Simple types & utilities built for the OpenAI Chat Completions API specification.

0.0.17
PyPI
Maintainers
1

💭 chatspec

Tiny types & utilities built for the OpenAI Chat Completions API specification.

License PyPI

Hammad Saeed ~ @hsaeed3

📦 Installation

pip install chatspec

📚 Documentation & Examples

chatspec provides a 'prethora' (as many as would actually be useful) of types, models & methods for validating, converting and augmenting objects used in the OpenAI chat completions API specification, as well as a MockAI client & mock_completion() method for creating mock llm responses quickly. I use Instructor for all of my structured outputs, so Pydantic is a core part of this library.

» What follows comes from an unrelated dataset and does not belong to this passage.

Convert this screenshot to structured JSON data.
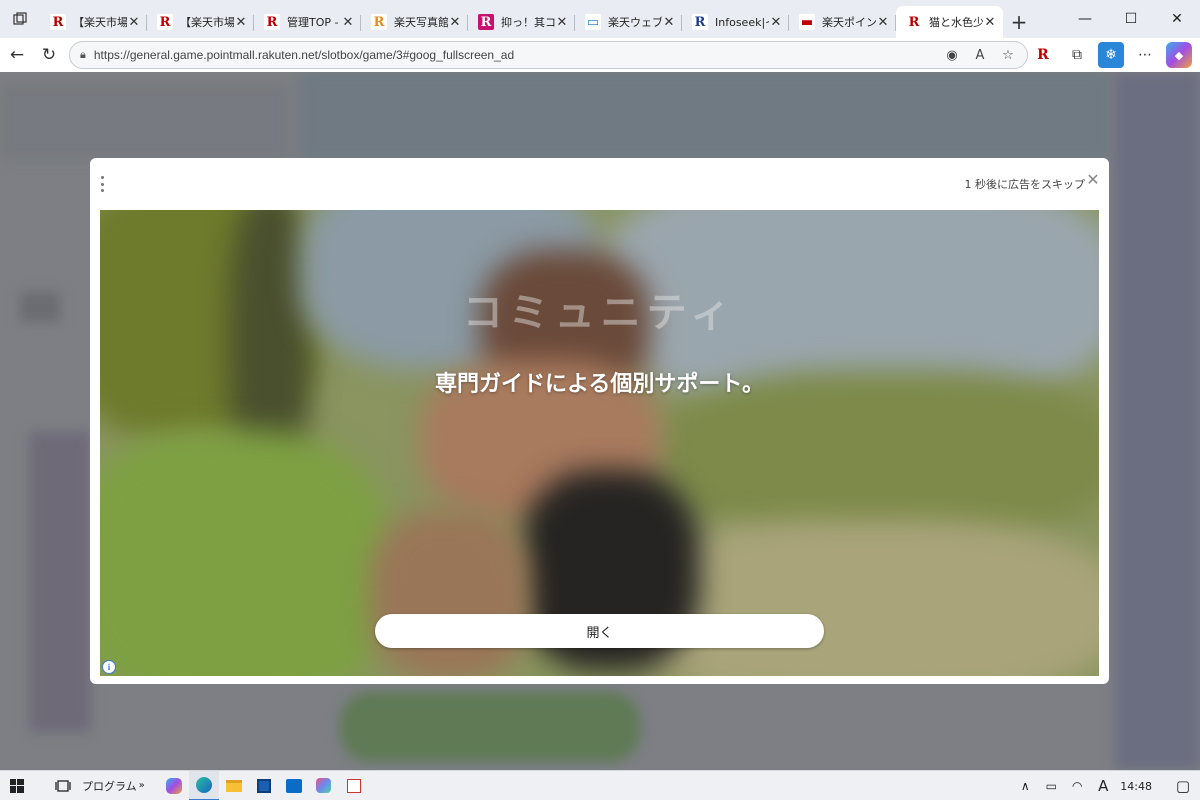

The point of this library is to provide a common interface for methods that I have found myself needing to replicate across multiple projects.

✨ Quickstart

# just import the package
import chatspec

# create some tool for the llm to call
def get_capital(city : str) -> str:
    return "Paris"

# create a mock completion with a simulated tool call & stream it!
stream = chatspec.mock_completion(
    # format threads easily
    # this creates a proper list of messages from a:
    # - string
    # - list of messages
    # - single message (pydantic or dict)
    messages = chatspec.normalize_messages("What is the capital of France?"),
    # convert python functions / pydantic models / and more to tools easily
    tools = [chatspec.convert_to_tool(get_capital)],
    # streaming is supported & properly typed / handled
    stream = True
)

# chatspec provides a plethora of 'ease of use' methods
chatspec.print_stream(stream)
# >>> Mock response to: What is the capital of France?
# >>> Tool Call:
# >>>   ID: 79d46439-3df2-49de-b978-8be0ef54dccf
# >>>   Type: function
# >>>   Function: get_capital
# >>>   Arguments: {"city": "mock_string"}

📝 Table of Contents

🥸 Mock Completions

chatspec provides both async & synchronous mock completion methods with support for streaming, simulated tool calls, all with proper typing and overloading for response types.

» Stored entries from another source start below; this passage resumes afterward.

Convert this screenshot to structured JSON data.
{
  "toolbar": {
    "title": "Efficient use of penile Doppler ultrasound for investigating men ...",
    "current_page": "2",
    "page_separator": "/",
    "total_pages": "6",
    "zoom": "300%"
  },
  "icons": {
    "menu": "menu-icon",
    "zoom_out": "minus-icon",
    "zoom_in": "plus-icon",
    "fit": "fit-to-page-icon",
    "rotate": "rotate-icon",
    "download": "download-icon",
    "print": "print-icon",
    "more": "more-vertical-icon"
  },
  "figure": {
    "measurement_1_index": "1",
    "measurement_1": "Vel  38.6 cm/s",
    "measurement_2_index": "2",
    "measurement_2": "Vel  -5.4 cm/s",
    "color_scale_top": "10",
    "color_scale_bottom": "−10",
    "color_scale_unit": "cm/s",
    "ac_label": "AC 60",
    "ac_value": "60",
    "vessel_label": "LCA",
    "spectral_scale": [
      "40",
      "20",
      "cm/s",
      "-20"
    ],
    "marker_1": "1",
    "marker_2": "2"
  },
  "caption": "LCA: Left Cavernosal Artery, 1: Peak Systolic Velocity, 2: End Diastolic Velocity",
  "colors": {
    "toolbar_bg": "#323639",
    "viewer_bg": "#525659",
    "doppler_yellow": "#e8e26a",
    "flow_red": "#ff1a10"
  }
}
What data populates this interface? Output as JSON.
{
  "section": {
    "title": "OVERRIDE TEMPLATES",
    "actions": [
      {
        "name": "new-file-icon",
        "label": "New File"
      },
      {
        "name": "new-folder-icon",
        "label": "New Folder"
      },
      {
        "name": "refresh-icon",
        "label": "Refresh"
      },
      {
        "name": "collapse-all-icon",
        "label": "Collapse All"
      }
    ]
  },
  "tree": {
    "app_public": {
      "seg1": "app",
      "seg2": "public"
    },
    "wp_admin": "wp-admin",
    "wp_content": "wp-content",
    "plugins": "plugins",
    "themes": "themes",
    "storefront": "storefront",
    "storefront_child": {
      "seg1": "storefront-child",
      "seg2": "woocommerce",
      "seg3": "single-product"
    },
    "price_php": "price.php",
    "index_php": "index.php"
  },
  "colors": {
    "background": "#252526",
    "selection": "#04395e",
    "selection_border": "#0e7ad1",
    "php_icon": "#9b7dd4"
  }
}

# create a mock streamed completion
stream = mock_completion(
    messages=[{"role": "user", "content": "Hello, how are you?"}],
    model="gpt-4o-mini",
    stream=True,
)
# chatspec provides a helper method to easily print streams
# everything is typed & overloaded properly for streamed & non-streamed responses
# its like its a real client!
chatspec.print_stream(stream)
# >>> Mock response to: Hello, how are you?

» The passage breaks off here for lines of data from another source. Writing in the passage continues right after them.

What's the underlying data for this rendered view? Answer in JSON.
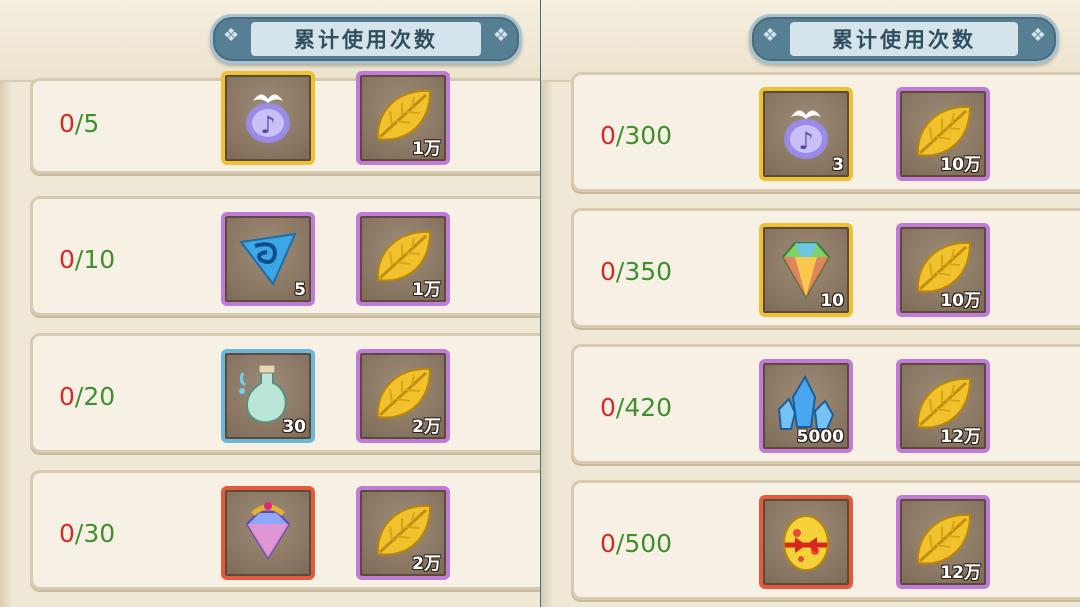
{
  "left_panel": {
    "title": "累计使用次数",
    "rows": [
      {
        "current": "0",
        "total": "5",
        "item": {
          "icon": "music-note-orb-icon",
          "rarity": "gold",
          "quantity": ""
        },
        "reward": {
          "icon": "gold-leaf-icon",
          "quantity": "1万"
        }
      },
      {
        "current": "0",
        "total": "10",
        "item": {
          "icon": "blue-swirl-crystal-icon",
          "rarity": "purple",
          "quantity": "5"
        },
        "reward": {
          "icon": "gold-leaf-icon",
          "quantity": "1万"
        }
      },
      {
        "current": "0",
        "total": "20",
        "item": {
          "icon": "potion-bottle-icon",
          "rarity": "blue",
          "quantity": "30"
        },
        "reward": {
          "icon": "gold-leaf-icon",
          "quantity": "2万"
        }
      },
      {
        "current": "0",
        "total": "30",
        "item": {
          "icon": "rainbow-gem-crown-icon",
          "rarity": "orange",
          "quantity": ""
        },
        "reward": {
          "icon": "gold-leaf-icon",
          "quantity": "2万"
        }
      }
    ]
  },
  "right_panel": {
    "title": "累计使用次数",
    "rows": [
      {
        "current": "0",
        "total": "300",
        "item": {
          "icon": "music-note-orb-icon",
          "rarity": "gold",
          "quantity": "3"
        },
        "reward": {
          "icon": "gold-leaf-icon",
          "quantity": "10万"
        }
      },
      {
        "current": "0",
        "total": "350",
        "item": {
          "icon": "rainbow-diamond-icon",
          "rarity": "gold",
          "quantity": "10"
        },
        "reward": {
          "icon": "gold-leaf-icon",
          "quantity": "10万"
        }
      },
      {
        "current": "0",
        "total": "420",
        "item": {
          "icon": "blue-crystal-cluster-icon",
          "rarity": "purple",
          "quantity": "5000"
        },
        "reward": {
          "icon": "gold-leaf-icon",
          "quantity": "12万"
        }
      },
      {
        "current": "0",
        "total": "500",
        "item": {
          "icon": "red-ribbon-egg-icon",
          "rarity": "orange",
          "quantity": ""
        },
        "reward": {
          "icon": "gold-leaf-icon",
          "quantity": "12万"
        }
      }
    ]
  },
  "colors": {
    "current_count": "#d62b24",
    "total_count": "#3f8f2f",
    "title_plate": "#577f94"
  }
}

# you can also simulate tool calls
# this also works both for streamed & non-streamed responses
mock_completion(
    messages=[
        {"role": "user", "content": "What is the capital of France?"}
    ],
    model="gpt-4o-mini",
    tools=[
        {
            "type": "function",
            "function": {
                "name": "get_capital",
                "description": "Get the capital of France",
                "parameters": {
                    "type": "object",
                    "properties": {
                        "city": {"type": "string"}
                    }
                },
            },
        }
    ],
)
Output
Completion(
    id='85aa7221-54db-4ee1-90a4-8b467c90bd02',
    choices=[
        Choice(
            message=CompletionMessage(
                role='assistant',
                content='Mock response to: What is the capital of France?',
                name=None,
                function_call=None,
                tool_calls=[
                    CompletionToolCall(
                        id='17825e39-a2eb-430f-9f2a-7db467d1ec16',
                        type='function',
                        function=CompletionFunction(name='get_capital', arguments='{"city": "mock_string"}')
                    )
                ],
                tool_call_id=None
            ),
            finish_reason='tool_calls',
            index=0,
            logprobs=None
        )
    ],
    created=1739599399,
    model='gpt-4o-mini',
    object='chat.completion',
    service_tier=None,
    system_fingerprint=None,
    usage=None
)

💬 Chat Messages

chatspec provides a variety of utility when working with Message objects. These methods can be used for validation, conversion, creation of specific message types & more.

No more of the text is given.